Pour la CFDT, ça sera donnant-donnant: nous n'accepterons pas de discuter de la durée des cotisations des fonctionnaires sans avoir préalablement eu des réponses claires sur le niveau des pensions. Il n'est pas acceptable qu'une aide soignante parte aujourd'hui avec une retraite équivalente à 53% de son dernier salaire parce que ses primes, importantes, ne comptent pas dans le calcul de sa retraite. Comme dans le privé, il faudra également des réponses claires concernant la retraite choisie et la prise en compte des métiers difficiles. Même chôse concernant la validation du travail à temps partiel qui concerne de nombreuses femmes. Enfin, il faudra obtenir aussi, comme dans le privé, le droit au départ avant 60 ans si on a cotisé 40 ans, situation de nombreux ouvriers des collectivités locales.
La position du gouvernement vous paraît-elle claire, aujourd'hui ?
Non ! Il y a un vrai problème de lisibilité sur les intentions du gouvernement. Voilà pourquoi nous attendons beaucoup du discours de Jean-Pierre Raffarin, lundi 3 février. Le Premier ministre devra préciser les pistes d'action et les paramètres à négocier. J'insiste : la CFDT ne soutiendra la réforme que si le gouvernement s'engage à garantir un bon niveau de pensions. Il devra aussi confier à un seul pilote le suivi de ce dossier. Enfin, il devra préciser sa méthode (période de concertation, rôle du Parlement, etc.)
Pensez-vous qu'en juin 2003, comme annoncé, la réforme des retraites sera vraiment sur les rails ?

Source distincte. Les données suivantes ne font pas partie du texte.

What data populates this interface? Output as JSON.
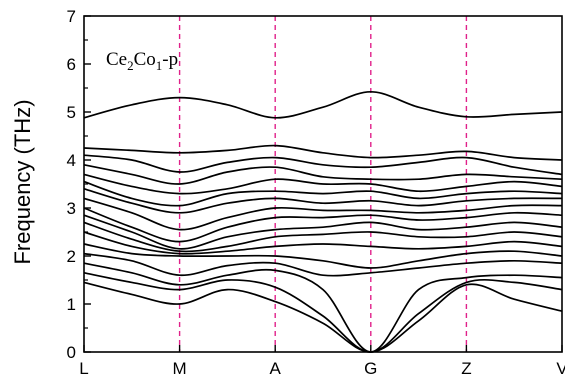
{
  "chart_data": {
    "type": "line",
    "title": "",
    "annotation": {
      "main1": "Ce",
      "sub1": "2",
      "main2": "Co",
      "sub2": "1",
      "tail": "-p"
    },
    "ylabel": "Frequency (THz)",
    "xlabel": "",
    "ylim": [
      0,
      7
    ],
    "yticks": [
      0,
      1,
      2,
      3,
      4,
      5,
      6,
      7
    ],
    "grid": false,
    "high_symmetry_points": [
      {
        "label": "L",
        "x": 0
      },
      {
        "label": "M",
        "x": 1
      },
      {
        "label": "A",
        "x": 2
      },
      {
        "label": "G",
        "x": 3
      },
      {
        "label": "Z",
        "x": 4
      },
      {
        "label": "V",
        "x": 5
      }
    ],
    "xlim": [
      0,
      5
    ],
    "colors": {
      "bands": "#000000",
      "symmetry_lines": "#e0218a"
    },
    "series": [
      {
        "x": [
          0,
          0.5,
          1,
          1.5,
          2,
          2.5,
          3,
          3.5,
          4,
          4.5,
          5
        ],
        "values": [
          4.88,
          5.15,
          5.3,
          5.15,
          4.88,
          5.1,
          5.42,
          5.1,
          4.9,
          4.95,
          5.0
        ]
      },
      {
        "x": [
          0,
          0.5,
          1,
          1.5,
          2,
          2.5,
          3,
          3.5,
          4,
          4.5,
          5
        ],
        "values": [
          4.25,
          4.2,
          4.15,
          4.2,
          4.3,
          4.15,
          4.05,
          4.1,
          4.18,
          4.05,
          4.0
        ]
      },
      {
        "x": [
          0,
          0.5,
          1,
          1.5,
          2,
          2.5,
          3,
          3.5,
          4,
          4.5,
          5
        ],
        "values": [
          4.1,
          4.0,
          3.75,
          3.95,
          4.05,
          3.9,
          3.85,
          3.95,
          4.05,
          3.85,
          3.7
        ]
      },
      {
        "x": [
          0,
          0.5,
          1,
          1.5,
          2,
          2.5,
          3,
          3.5,
          4,
          4.5,
          5
        ],
        "values": [
          3.9,
          3.7,
          3.5,
          3.75,
          3.85,
          3.65,
          3.6,
          3.6,
          3.7,
          3.65,
          3.6
        ]
      },
      {
        "x": [
          0,
          0.5,
          1,
          1.5,
          2,
          2.5,
          3,
          3.5,
          4,
          4.5,
          5
        ],
        "values": [
          3.7,
          3.45,
          3.3,
          3.4,
          3.6,
          3.5,
          3.5,
          3.35,
          3.45,
          3.55,
          3.45
        ]
      },
      {
        "x": [
          0,
          0.5,
          1,
          1.5,
          2,
          2.5,
          3,
          3.5,
          4,
          4.5,
          5
        ],
        "values": [
          3.55,
          3.2,
          3.05,
          3.3,
          3.35,
          3.3,
          3.35,
          3.2,
          3.3,
          3.35,
          3.3
        ]
      },
      {
        "x": [
          0,
          0.5,
          1,
          1.5,
          2,
          2.5,
          3,
          3.5,
          4,
          4.5,
          5
        ],
        "values": [
          3.4,
          3.1,
          2.9,
          3.1,
          3.2,
          3.1,
          3.15,
          3.05,
          3.15,
          3.2,
          3.2
        ]
      },
      {
        "x": [
          0,
          0.5,
          1,
          1.5,
          2,
          2.5,
          3,
          3.5,
          4,
          4.5,
          5
        ],
        "values": [
          3.2,
          2.9,
          2.55,
          2.8,
          3.0,
          2.95,
          2.95,
          2.9,
          2.95,
          3.05,
          3.05
        ]
      },
      {
        "x": [
          0,
          0.5,
          1,
          1.5,
          2,
          2.5,
          3,
          3.5,
          4,
          4.5,
          5
        ],
        "values": [
          3.0,
          2.6,
          2.3,
          2.6,
          2.8,
          2.8,
          2.85,
          2.75,
          2.8,
          2.9,
          2.85
        ]
      },
      {
        "x": [
          0,
          0.5,
          1,
          1.5,
          2,
          2.5,
          3,
          3.5,
          4,
          4.5,
          5
        ],
        "values": [
          2.85,
          2.5,
          2.15,
          2.4,
          2.55,
          2.6,
          2.7,
          2.55,
          2.6,
          2.7,
          2.6
        ]
      },
      {
        "x": [
          0,
          0.5,
          1,
          1.5,
          2,
          2.5,
          3,
          3.5,
          4,
          4.5,
          5
        ],
        "values": [
          2.7,
          2.35,
          2.1,
          2.2,
          2.4,
          2.45,
          2.5,
          2.4,
          2.4,
          2.5,
          2.4
        ]
      },
      {
        "x": [
          0,
          0.5,
          1,
          1.5,
          2,
          2.5,
          3,
          3.5,
          4,
          4.5,
          5
        ],
        "values": [
          2.5,
          2.2,
          2.05,
          2.1,
          2.2,
          2.25,
          2.2,
          2.15,
          2.2,
          2.3,
          2.2
        ]
      },
      {
        "x": [
          0,
          0.5,
          1,
          1.5,
          2,
          2.5,
          3,
          3.5,
          4,
          4.5,
          5
        ],
        "values": [
          2.25,
          2.05,
          2.0,
          2.0,
          2.0,
          1.9,
          1.75,
          1.9,
          2.05,
          2.1,
          2.0
        ]
      },
      {
        "x": [
          0,
          0.5,
          1,
          1.5,
          2,
          2.5,
          3,
          3.5,
          4,
          4.5,
          5
        ],
        "values": [
          2.05,
          1.9,
          1.6,
          1.8,
          1.85,
          1.6,
          1.65,
          1.75,
          1.85,
          1.9,
          1.85
        ]
      },
      {
        "x": [
          0,
          0.5,
          1,
          1.5,
          2,
          2.5,
          3,
          3.5,
          4,
          4.5,
          5
        ],
        "values": [
          1.85,
          1.65,
          1.4,
          1.6,
          1.7,
          1.3,
          0.0,
          1.3,
          1.55,
          1.6,
          1.55
        ]
      },
      {
        "x": [
          0,
          0.5,
          1,
          1.5,
          2,
          2.5,
          3,
          3.5,
          4,
          4.5,
          5
        ],
        "values": [
          1.65,
          1.45,
          1.3,
          1.5,
          1.35,
          0.75,
          0.0,
          0.8,
          1.45,
          1.45,
          1.3
        ]
      },
      {
        "x": [
          0,
          0.5,
          1,
          1.5,
          2,
          2.5,
          3,
          3.5,
          4,
          4.5,
          5
        ],
        "values": [
          1.45,
          1.2,
          1.0,
          1.3,
          1.05,
          0.6,
          0.0,
          0.65,
          1.4,
          1.1,
          0.85
        ]
      }
    ]
  }
}
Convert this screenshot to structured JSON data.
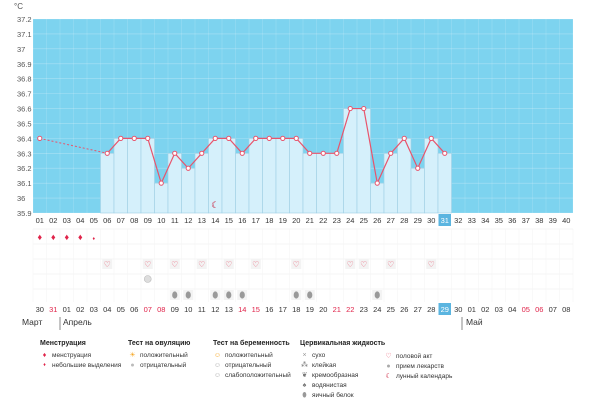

En tout cas, contrairement à ce que disait Michel Rocard en 1991 (NDLR : ce dossier est suffisamment miné pour faire sauter 5 ou 6 gouvernements), le plus grand danger, pour Jean-Pierre Raffarin, serait justement de reculer devant l'obstacle et de ne pas engager une vraie réforme. Dans ce cas, il s'exposerait à une grave crise politique.